Curly Hetchins - they are all they're cracked up to be - I lent one to a friend at l'Eroica and he was also blown away by the ride (and the ride).

Saxon Twin Tube (pre-Claud Butler, with the short seat tube and long twin tubes) - properly lively from the short wheelbase and great fun to ride - just impossible to fit a front derailleur to.

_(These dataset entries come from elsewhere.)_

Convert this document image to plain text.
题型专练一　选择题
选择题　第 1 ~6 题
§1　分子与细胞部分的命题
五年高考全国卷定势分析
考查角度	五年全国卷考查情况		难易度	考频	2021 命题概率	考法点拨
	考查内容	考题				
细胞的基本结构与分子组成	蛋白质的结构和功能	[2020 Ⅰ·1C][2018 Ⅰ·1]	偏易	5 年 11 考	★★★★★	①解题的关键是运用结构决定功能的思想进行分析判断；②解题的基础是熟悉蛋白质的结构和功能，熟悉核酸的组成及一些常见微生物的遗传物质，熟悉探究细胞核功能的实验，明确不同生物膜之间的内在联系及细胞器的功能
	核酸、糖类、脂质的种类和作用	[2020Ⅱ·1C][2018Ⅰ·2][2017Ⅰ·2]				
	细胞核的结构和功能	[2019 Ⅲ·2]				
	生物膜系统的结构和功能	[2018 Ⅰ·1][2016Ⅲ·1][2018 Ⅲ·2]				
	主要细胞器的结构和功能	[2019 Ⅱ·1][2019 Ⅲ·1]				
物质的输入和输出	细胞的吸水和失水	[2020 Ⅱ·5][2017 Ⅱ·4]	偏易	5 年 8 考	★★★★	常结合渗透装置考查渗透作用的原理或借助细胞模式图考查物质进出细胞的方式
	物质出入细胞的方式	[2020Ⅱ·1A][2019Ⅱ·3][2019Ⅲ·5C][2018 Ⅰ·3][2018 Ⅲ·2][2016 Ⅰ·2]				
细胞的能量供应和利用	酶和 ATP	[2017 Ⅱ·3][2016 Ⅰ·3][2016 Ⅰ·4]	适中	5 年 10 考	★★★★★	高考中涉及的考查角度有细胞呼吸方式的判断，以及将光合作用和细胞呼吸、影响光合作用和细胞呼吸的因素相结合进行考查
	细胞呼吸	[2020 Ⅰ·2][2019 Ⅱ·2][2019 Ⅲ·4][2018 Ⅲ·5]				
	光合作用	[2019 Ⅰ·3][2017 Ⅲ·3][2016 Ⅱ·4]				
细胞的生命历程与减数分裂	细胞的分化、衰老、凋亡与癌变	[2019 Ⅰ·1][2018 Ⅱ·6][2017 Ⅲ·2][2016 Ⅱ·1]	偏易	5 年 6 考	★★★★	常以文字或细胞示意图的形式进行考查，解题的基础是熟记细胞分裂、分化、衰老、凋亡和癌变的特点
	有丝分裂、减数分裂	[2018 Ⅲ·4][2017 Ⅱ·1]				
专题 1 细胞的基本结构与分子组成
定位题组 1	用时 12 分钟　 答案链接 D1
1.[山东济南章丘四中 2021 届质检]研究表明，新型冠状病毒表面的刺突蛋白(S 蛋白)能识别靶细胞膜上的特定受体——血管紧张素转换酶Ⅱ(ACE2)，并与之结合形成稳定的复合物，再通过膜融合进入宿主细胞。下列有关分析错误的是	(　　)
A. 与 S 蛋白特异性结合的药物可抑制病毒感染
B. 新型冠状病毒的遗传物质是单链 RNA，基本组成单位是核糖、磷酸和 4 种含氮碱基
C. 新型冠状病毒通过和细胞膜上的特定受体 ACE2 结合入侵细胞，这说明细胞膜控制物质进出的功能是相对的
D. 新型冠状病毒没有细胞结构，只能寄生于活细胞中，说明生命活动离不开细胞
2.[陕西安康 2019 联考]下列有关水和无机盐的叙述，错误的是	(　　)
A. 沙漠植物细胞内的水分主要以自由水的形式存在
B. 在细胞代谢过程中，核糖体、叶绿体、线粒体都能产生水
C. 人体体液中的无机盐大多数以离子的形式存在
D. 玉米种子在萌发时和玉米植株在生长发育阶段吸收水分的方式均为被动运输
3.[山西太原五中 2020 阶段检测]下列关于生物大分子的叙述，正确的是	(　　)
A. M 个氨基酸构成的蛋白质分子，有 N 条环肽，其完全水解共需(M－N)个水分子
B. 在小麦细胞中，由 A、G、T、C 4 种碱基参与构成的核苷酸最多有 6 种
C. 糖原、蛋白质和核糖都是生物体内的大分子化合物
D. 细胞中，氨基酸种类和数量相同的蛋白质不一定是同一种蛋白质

Bates BAR with Cantiflex tubing / Diadrant forks - another great bike, but not quite in the same league as the Hetchins. (If I had the money and the spare parts I'd put a Diadrant Bates fork on a curly Hetchins frame for liveliness at both ends)

Colnago Carbitubo - a more modern, distinctive frame and a really pretty bike. Tony Rominger's favourite bike of all time. You can only 'spot the difference' from certain angles, but by the mid 90s Colnagos had so many logos and such a distinctive colour scheme generally, that it wasn't the frame's shape advertising who the maker was!

614657

Out of that lot the keepers have been the Curlies and the Carbitubo.

Not tried a Pedersen yet - always on the lookout!
 
I always think fancy lug work is a pile of ugly bollocks that adds nothing to a frame. Give me these any day -

View attachment 614842
”Like something off a fairground” is how my father described bikes with fancy lugwork and over elaborate paint. They don’t fit in with the simplicity of a bike, apart from the technical matters of stress risers, making brazing difficult etc.